Joseph's love for the game is evident in the high-wattage smile
that is always on his face when he walks off the field after
practice.
It's as if he has just gotten off the
Space Mountain ride at
Disney World rather than having spent nearly three hours
dodging blocks while chasing down running backs.
"Oh, all of it," Joseph says when asked about what he likes
about the game.
"The hitting, the running, the challenge presented on every
snap. They want to beat you, you want to beat them."
Joseph's first appearance on the football field in high school
was as a member of
Dillard's band. But when he transferred to Fort Lauderdale
after his freshman year, he quit the band and put on a helmet
and that opened up the chance for a full scholarship to college.
"Any source to better myself I was going to take, and school was
one of those and so was football," Joseph said.
It came down to Boston College and FAU, with the Owls losing
out.
"There was a lot of pressure behind me, people talking about big
time.
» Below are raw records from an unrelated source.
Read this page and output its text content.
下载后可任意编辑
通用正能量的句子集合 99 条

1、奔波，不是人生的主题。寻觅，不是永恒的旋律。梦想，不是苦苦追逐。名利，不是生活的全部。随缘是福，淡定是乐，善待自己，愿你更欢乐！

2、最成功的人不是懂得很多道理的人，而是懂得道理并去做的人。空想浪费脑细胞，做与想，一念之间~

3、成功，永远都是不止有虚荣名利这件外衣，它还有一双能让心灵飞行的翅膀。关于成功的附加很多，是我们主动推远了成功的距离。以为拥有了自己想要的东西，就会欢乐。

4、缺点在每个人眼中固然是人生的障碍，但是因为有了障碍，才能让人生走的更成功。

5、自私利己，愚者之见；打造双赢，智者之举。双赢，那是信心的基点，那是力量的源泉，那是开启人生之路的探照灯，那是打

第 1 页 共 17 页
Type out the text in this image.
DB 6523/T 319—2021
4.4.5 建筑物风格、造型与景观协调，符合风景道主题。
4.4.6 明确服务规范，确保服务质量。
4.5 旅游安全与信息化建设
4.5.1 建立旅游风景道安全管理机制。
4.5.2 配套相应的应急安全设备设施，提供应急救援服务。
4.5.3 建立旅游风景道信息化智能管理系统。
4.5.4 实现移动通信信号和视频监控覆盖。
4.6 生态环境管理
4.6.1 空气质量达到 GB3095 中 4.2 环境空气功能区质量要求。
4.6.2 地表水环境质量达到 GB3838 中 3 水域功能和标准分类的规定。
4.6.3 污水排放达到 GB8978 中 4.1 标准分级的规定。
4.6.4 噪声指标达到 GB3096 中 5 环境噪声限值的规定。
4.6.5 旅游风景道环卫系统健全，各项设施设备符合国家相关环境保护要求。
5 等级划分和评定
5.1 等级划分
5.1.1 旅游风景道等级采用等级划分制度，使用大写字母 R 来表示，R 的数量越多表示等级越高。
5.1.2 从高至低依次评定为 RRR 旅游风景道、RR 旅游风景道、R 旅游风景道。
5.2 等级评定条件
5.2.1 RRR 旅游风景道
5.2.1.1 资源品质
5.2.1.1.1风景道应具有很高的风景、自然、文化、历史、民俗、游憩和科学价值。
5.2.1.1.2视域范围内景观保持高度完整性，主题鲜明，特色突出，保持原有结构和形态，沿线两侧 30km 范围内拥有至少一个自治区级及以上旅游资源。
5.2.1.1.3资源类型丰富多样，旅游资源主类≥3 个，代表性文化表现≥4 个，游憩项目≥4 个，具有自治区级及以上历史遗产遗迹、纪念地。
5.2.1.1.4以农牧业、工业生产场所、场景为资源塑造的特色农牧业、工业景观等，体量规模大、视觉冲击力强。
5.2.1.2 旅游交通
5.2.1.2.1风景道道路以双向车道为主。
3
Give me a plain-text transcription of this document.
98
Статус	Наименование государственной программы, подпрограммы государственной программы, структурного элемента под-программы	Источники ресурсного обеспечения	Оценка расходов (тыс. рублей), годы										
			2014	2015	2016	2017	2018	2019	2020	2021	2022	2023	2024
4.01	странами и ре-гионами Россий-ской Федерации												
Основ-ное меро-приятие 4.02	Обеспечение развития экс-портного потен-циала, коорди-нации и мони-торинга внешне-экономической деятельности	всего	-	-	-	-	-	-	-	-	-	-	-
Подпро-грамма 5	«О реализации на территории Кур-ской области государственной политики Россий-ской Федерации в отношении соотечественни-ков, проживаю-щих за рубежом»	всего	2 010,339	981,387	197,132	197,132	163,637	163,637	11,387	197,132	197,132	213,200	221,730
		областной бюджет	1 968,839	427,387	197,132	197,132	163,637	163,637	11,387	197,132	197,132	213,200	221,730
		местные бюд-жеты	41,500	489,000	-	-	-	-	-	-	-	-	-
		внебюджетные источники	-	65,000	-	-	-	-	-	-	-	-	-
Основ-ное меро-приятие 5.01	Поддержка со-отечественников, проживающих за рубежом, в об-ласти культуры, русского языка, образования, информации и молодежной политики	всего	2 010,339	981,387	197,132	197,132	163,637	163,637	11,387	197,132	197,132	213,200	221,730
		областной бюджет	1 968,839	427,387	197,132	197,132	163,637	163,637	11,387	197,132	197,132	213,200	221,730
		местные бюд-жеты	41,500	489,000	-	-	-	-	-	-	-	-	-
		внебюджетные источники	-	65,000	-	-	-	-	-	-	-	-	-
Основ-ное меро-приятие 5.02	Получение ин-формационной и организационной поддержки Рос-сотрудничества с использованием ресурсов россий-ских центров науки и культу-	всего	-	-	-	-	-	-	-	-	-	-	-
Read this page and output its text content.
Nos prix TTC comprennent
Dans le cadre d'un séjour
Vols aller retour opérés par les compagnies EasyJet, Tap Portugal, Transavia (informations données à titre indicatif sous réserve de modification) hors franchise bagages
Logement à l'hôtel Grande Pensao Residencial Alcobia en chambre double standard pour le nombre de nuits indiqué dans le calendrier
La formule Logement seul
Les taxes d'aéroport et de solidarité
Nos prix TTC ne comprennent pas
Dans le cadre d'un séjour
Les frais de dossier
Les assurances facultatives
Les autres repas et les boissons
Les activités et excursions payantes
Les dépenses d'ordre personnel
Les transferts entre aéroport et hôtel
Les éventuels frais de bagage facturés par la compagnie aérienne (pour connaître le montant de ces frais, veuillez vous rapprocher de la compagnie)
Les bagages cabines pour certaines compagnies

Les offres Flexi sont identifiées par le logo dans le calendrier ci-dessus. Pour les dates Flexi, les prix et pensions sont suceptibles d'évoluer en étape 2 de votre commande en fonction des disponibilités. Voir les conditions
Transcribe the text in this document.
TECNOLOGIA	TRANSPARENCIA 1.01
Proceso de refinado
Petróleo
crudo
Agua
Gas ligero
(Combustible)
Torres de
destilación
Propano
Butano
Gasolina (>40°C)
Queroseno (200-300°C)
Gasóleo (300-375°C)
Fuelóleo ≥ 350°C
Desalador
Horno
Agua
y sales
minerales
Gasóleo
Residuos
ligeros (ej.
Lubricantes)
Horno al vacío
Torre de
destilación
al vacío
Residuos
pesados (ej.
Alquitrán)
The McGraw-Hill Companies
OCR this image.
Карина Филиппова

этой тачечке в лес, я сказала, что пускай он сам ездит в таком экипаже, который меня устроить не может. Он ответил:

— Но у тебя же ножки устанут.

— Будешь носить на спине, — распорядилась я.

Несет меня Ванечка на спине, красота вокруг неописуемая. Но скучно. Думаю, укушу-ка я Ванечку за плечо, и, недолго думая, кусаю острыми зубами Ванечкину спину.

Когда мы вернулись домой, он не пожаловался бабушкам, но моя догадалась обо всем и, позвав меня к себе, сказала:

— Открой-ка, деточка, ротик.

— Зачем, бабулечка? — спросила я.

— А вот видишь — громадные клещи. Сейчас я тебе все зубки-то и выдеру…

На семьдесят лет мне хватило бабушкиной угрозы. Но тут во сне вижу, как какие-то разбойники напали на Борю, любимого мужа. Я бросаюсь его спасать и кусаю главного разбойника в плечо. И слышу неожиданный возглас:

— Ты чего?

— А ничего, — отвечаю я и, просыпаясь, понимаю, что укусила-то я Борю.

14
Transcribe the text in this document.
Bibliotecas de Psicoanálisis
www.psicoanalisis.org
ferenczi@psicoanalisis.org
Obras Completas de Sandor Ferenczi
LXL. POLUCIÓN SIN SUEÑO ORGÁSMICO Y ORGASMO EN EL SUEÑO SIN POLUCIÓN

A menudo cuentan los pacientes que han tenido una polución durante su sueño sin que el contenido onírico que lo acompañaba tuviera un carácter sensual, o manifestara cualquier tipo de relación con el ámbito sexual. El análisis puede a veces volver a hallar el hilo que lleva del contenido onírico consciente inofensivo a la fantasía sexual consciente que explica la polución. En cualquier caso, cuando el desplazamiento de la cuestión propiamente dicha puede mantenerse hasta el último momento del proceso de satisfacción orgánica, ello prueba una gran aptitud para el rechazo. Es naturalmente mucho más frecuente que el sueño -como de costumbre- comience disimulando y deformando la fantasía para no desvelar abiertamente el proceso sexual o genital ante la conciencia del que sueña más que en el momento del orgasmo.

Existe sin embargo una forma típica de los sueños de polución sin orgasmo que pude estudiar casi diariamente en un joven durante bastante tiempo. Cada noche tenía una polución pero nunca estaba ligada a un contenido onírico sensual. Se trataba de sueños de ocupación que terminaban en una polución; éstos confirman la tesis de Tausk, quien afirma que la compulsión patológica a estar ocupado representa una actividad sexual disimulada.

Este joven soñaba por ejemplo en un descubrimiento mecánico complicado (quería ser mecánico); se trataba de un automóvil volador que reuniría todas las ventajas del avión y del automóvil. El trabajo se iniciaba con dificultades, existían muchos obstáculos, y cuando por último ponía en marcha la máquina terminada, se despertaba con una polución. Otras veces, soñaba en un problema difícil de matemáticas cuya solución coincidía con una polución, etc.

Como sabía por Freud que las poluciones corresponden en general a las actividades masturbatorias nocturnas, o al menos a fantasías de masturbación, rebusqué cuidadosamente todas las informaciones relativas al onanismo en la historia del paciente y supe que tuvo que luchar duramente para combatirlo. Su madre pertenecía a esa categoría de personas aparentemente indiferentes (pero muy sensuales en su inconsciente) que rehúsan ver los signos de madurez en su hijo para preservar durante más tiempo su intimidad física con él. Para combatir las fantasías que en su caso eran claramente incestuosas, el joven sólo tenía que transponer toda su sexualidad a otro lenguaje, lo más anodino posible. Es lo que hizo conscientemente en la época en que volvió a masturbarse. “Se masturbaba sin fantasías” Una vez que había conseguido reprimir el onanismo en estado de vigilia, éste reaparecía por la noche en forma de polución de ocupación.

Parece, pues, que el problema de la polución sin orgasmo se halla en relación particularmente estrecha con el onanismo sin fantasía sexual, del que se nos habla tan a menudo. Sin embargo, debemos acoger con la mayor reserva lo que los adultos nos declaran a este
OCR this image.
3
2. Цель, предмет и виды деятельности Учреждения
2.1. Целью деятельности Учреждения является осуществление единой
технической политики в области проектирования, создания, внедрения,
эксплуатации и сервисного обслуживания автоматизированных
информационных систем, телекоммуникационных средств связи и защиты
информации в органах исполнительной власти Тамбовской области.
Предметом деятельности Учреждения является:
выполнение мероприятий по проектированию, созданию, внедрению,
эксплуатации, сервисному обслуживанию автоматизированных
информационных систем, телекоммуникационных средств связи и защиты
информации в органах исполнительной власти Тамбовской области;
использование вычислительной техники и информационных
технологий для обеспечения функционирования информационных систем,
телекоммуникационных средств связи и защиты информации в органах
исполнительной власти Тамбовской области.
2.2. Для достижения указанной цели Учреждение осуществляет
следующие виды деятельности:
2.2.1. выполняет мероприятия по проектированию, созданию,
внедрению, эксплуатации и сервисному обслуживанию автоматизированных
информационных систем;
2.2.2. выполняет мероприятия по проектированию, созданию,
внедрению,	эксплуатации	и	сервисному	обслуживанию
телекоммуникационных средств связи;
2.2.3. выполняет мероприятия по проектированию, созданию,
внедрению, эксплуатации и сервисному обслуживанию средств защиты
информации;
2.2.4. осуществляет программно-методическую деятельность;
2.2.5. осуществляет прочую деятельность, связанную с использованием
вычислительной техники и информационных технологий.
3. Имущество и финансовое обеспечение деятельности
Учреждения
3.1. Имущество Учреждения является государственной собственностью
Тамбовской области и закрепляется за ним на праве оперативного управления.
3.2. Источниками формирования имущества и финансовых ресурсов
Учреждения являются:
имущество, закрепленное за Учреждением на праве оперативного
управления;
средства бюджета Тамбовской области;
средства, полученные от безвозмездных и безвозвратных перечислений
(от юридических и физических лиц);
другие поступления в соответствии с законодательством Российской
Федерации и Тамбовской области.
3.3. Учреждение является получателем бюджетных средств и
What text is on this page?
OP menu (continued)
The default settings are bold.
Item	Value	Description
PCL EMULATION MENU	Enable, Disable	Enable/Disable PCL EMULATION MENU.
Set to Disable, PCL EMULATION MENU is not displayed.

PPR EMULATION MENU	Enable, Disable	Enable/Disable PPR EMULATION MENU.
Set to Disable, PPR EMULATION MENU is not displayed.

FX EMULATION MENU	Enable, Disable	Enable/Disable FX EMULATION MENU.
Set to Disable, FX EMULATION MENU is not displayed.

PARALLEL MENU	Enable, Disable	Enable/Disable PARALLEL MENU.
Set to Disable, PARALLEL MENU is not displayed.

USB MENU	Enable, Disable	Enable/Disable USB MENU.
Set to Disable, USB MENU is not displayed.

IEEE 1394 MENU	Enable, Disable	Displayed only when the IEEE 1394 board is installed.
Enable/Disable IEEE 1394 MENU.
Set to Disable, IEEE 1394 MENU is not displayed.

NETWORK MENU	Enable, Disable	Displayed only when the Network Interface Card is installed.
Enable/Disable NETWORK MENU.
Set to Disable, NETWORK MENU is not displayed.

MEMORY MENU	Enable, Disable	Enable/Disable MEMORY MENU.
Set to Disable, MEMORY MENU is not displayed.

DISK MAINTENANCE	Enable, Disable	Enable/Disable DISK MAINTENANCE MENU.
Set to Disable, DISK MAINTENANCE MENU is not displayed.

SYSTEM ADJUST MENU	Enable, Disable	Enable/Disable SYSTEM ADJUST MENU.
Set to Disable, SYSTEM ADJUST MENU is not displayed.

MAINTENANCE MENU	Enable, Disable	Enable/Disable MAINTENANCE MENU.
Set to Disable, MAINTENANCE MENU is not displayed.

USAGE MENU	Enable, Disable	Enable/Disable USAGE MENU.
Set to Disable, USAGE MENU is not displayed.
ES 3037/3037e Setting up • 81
I had never lived through it before, and I listened to
them," Joseph said.
"I wanted to see what it was about."
It
didn't take Joseph long to realized he had made
a mistake. After his freshman year he
transferred to FAU, where the Owls welcomed him.
"Coming back was a blessing for me. Playing the
same level of competition, being near my mother,
having the opportunity to get to the next level,
it all fit," Joseph said.
Clercius had worked as a housekeeper at local
hotels while Joseph was growing up, but health
problems forced her to quit, and now she ekes
out a living scouring second-hand stores for
bargains that she then sells at a local flea
market.
"I couldn't make it without Frantz," she says.
An older brother in the
Navy sends her $400 a month, and Joseph
supplements that with whatever he can. He is
hoping his contributions will jump when he
graduates, either with an NFL contract or
through the business he plans to open.
Joseph has a double major of business management
and marketing and is currently applying for a
business tax identification number so he will be
ready in case his football career does not go
beyond this season.
"Seeing what my mother went through, and the
opportunities she gave me, I am not taking
anything for granted," Joseph said.
Football has taught him two important lessons.
"If you work hard it will pay off, and when
times get hard, the strongest people will
overcome adversity," Joseph said.
"Anything that happens to us, like two days ago
the lights got cut off. My will is too strong to
let anything get me down," Joseph said.
"He's a remarkable young man," said linebackers
coach Kurt Van Valkenburgh. "He's exactly the
kind of kid we built this program on."